理事のなり手がなかなかいない管理組合で、役員の再任を認めない規約規定があるが、前年度役員を務めた「妻」に続いて今年度「夫」が役員に立候補できるか(両名とも理事となる資格あり)とのご質問がありました。

民法も、区分所有法も、ましてや管理規約もあらゆる事態を想定した条文を備えているわけではありません。法律や規約に明記されていない事項に対処するには、規約を改定してはっきりさせるか、総会の普通決議で決定すればよいと思います。

私は、「夫」を理事とする総会議案が承認されれば、夫の役員就任は有効と考えます。

仮に総会で「夫」が理事となり、理事会で理事長を拝命した場合、理事長の下した法律行為が無効となることはありません。「どのような判断が、無難であるのか(異論のない完璧な判断)、波風が立たないか」を優先すれば「夫」の立候補は認められないでしょう。

 

 

「(役員のなり手がいない)当面の課題を、違法と言われない手段でどう解決するか」を判断基準において判断することが、問題を解決する有効手段との認識に立てば先の回答となります。

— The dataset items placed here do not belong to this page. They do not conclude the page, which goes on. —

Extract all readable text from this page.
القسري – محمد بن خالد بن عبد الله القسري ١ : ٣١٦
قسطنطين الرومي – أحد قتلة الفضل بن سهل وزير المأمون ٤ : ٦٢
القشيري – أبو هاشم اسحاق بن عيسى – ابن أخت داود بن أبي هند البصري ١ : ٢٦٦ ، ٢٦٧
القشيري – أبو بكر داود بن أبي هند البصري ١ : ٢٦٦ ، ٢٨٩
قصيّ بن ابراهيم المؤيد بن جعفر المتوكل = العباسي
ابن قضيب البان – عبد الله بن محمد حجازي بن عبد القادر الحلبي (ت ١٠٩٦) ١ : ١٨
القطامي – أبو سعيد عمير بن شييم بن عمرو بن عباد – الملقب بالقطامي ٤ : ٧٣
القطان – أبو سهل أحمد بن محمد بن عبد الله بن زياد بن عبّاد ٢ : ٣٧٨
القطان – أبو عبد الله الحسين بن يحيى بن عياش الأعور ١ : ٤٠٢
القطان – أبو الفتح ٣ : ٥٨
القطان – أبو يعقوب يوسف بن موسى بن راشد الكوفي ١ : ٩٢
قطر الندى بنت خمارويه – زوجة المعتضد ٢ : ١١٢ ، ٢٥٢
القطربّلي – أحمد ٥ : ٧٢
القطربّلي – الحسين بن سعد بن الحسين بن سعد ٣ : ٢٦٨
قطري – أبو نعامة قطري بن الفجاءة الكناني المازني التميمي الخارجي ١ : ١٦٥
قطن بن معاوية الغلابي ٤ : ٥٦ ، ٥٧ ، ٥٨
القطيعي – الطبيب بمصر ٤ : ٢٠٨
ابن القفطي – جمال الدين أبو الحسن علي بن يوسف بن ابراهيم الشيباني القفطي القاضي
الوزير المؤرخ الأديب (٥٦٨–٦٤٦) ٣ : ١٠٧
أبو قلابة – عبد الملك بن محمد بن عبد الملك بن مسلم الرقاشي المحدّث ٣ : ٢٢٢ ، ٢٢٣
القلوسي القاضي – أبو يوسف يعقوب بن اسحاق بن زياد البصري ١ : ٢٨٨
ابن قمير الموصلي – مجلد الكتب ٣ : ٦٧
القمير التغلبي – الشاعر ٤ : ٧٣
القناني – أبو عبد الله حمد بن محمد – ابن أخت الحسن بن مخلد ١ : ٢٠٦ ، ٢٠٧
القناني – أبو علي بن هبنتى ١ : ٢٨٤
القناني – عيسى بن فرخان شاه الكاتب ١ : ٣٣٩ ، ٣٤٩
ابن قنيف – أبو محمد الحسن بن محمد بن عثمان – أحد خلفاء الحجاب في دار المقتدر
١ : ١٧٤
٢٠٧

総会の特別決議で法人に移行することが出来る管理組合と言う団体において、管理組合法人成りした組合の理事は、自然人たる誰を理事に選任したのかが問われ、その氏名が登記簿に登記されます。選出母体の属性は関係ないとの考えが成り立ちます。これは上記の判断の妥当性を補強するものと思います。

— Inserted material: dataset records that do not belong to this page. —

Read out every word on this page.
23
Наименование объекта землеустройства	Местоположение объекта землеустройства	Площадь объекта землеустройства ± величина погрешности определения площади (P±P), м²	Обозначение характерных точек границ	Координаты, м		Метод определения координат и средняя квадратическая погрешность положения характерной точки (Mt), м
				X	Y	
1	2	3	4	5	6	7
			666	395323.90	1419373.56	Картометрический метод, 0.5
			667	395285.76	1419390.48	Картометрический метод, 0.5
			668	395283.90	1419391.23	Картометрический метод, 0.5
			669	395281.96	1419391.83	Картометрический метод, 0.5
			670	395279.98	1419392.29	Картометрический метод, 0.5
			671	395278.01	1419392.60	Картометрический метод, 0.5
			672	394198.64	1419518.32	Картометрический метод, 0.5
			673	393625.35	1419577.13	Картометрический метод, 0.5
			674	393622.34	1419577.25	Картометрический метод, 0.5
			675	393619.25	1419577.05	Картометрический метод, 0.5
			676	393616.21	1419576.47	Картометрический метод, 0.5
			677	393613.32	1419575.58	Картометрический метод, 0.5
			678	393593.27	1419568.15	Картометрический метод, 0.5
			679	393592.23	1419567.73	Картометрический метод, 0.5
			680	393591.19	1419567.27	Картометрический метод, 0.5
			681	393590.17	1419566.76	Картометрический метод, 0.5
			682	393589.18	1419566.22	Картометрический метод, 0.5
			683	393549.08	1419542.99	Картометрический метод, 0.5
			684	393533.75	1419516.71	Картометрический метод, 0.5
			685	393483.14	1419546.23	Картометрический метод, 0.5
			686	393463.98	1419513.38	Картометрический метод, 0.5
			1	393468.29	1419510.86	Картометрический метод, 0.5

とはいえ、総会決議は万能ではありません。普通決議で決したことはその後の普通決議又は裁判の判決で覆ります。また、無効を主張する組合員の訴えの利益が認められる場合は、総会決議を判決が覆えすケースもあると思います。常識に照らして無効という理由では覆るのは難しいと思いますが、覆るとすれば、その総会決議の結果予期せぬ共同の利益に反する事態が生じた場合などです。

例えば、1住戸を5人で共有する区分所有者が全員理事となって理事の過半を占め、恣意的な組合運営を行っているといった事態は避けなくてはなりませんが、一般的な規約で明確にこれを否定しているわけではありません。とはいえこの事態は、「専有部分を複数で共有する場合、総会の議決権は共有者間で議決権を行使する者一人選任し、議長に届け出る」との一般的な規約規定から類推すれば、組合員の意見は議決権割合で公平に扱いうという管理規約の理念をゆがめ、理事会制度を骨抜きにする問題ある総会決議です。総会の無効を主張する組合員が出てきそうです。

最終的には、それぞれの管理組合の現状を踏まえつつ、組合員のバランス感覚を総会の中で擦り合わせて合意し、合意した結果はひとまずは有効。運用上不都合があればその後の総会で修正を施すといった対応が求められます。